Menace de grève dans la construction : La FTQ demande à Québec de laisser les parties négocier

La Fédération des travailleurs et travailleuses du Québec (FTQ) met en garde le gouvernement libéral contre l’adoption d’une loi spéciale pour régler les négociations dans l’industrie de la construction.

La population du Québec doit également savoir que les travailleurs et travailleuses de la construction n’ont pas droit à la rétroactivité lors des négociations des conventions collectives, d’où l’intérêt des patrons de laisser trainer les pourparlers. « La stratégie patronale manque de subtilité, nous voyons bien qu’ils négocient assis sur leurs deux mains et qu’ils souhaitent l’intervention du gouvernement.

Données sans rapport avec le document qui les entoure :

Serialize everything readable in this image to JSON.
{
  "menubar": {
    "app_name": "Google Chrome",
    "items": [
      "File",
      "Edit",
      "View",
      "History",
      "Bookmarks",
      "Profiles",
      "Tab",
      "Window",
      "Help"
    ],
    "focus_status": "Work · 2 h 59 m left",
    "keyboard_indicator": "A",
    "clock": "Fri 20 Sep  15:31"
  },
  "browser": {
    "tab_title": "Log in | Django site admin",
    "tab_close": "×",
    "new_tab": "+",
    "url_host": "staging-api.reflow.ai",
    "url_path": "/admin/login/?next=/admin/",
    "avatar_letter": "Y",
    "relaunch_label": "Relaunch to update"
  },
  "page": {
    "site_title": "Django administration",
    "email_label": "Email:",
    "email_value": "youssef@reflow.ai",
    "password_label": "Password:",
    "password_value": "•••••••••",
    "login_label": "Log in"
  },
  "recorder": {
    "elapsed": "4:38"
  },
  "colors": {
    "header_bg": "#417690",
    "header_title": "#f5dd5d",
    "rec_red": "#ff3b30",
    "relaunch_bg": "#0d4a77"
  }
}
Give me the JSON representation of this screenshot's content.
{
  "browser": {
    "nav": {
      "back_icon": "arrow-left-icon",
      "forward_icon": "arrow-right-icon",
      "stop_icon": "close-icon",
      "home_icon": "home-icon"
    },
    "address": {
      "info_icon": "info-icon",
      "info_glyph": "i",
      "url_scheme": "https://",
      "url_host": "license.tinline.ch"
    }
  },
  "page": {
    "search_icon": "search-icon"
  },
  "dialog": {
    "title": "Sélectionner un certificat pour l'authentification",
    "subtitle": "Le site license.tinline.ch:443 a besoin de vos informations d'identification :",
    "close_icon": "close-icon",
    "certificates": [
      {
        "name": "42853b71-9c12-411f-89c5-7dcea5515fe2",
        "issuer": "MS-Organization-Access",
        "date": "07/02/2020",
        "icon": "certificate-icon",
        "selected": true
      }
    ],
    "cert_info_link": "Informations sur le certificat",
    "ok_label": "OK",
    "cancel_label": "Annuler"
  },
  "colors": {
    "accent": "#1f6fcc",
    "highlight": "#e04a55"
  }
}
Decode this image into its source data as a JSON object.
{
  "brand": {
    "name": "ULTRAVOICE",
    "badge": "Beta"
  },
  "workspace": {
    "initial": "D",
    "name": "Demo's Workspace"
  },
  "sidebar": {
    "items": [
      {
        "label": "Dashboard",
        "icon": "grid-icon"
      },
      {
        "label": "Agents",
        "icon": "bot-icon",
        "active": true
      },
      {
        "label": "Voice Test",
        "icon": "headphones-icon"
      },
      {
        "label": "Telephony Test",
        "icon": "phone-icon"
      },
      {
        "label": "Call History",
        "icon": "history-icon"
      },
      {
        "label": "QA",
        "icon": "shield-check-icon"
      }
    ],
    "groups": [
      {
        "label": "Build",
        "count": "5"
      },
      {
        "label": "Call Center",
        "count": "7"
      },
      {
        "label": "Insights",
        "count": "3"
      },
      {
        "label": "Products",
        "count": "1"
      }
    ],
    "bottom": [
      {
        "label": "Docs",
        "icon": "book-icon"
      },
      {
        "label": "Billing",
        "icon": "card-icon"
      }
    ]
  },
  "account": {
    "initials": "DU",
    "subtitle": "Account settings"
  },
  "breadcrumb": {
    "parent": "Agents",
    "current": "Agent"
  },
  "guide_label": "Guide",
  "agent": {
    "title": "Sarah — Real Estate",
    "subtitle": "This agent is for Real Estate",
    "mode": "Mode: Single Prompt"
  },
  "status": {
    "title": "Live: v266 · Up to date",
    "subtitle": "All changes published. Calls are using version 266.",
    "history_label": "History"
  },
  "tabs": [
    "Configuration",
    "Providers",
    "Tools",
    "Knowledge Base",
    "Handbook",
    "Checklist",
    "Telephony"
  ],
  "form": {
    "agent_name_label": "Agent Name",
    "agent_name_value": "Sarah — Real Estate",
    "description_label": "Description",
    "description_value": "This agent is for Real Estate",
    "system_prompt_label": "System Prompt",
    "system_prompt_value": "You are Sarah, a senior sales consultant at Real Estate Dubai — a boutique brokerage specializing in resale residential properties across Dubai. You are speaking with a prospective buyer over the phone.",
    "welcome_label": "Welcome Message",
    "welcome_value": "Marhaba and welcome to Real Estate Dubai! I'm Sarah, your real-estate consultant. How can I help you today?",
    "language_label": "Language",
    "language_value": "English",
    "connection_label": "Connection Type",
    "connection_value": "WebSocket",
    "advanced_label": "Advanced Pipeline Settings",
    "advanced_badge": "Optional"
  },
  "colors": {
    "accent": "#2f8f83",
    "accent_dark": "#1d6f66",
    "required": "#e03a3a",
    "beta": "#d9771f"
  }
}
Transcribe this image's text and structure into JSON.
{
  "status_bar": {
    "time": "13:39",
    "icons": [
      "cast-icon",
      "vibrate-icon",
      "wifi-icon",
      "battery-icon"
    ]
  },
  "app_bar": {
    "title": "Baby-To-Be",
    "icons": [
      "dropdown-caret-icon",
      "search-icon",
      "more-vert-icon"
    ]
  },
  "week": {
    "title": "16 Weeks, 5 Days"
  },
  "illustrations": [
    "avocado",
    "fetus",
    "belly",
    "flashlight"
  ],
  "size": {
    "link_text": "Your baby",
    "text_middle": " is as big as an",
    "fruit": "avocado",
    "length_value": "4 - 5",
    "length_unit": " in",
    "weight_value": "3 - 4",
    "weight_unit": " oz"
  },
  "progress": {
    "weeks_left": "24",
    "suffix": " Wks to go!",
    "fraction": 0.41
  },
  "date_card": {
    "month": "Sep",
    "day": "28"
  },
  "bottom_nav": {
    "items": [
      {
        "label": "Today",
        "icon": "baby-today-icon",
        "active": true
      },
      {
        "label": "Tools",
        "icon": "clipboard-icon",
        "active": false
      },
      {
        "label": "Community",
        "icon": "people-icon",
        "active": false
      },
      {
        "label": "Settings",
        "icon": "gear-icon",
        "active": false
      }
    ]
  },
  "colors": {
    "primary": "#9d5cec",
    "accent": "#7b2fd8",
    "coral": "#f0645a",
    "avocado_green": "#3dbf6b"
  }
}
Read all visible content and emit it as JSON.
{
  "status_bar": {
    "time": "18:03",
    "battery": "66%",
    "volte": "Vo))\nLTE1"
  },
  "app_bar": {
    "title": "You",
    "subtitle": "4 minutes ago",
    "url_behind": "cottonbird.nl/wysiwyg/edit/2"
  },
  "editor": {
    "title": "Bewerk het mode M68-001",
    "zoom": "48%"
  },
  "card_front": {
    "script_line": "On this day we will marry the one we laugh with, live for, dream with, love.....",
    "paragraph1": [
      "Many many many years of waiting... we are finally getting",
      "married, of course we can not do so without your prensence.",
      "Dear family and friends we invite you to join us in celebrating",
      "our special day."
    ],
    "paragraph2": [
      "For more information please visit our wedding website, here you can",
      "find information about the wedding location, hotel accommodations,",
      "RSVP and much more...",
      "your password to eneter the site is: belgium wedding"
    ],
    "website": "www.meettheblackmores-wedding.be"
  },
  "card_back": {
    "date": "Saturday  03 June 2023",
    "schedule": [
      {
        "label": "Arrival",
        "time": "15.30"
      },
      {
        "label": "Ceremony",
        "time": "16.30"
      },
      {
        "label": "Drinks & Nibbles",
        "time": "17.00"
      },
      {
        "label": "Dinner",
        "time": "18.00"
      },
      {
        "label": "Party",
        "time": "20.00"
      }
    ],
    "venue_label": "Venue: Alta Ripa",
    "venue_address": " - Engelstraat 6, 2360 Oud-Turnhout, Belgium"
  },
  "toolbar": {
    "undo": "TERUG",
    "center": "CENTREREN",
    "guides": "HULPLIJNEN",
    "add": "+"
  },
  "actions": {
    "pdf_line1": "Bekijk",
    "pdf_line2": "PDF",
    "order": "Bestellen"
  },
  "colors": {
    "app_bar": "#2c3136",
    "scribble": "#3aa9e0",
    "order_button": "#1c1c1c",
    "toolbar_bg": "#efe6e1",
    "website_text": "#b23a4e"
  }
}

Québec ne doit pas jouer le jeu de la partie patronale », déclare le président de la FTQ Daniel Boyer.

« Québec doit laisser les parties s’exprimer, une loi spéciale pour forcer le retour au travail dans le cas d’une grève ne ferait que nier le droit à la libre négociation, ainsi que le droit légitime de débrayage pour les travailleurs et travailleuses », ajoute le président de la FTQ, Daniel Boyer.

La FTQ rappelle que le droit de grève est protégé par une décision de la Cour suprême qui a sévèrement rabroué le gouvernement de la Saskatchewan lorsque celui-ci avait limité par une loi spéciale le droit de débrayer de ses employés. « Ce droit de grève est maintenant protégé par la Charte canadienne des droits et libertés, Québec serait bien malvenu de passer outre ce jugement », conclut le président de la FTQ.

Enfin, la FTQ salue la décision de l’Alliance syndicale qui a annoncé que les travaux dans les résidences dans les lieux inondées pourront se poursuivre dans le cas du déclenchement de la grève le 24 mai prochain.

La FTQ, la plus grande centrale syndicale au Québec, représente plus de 600 000 travailleurs et travailleuses.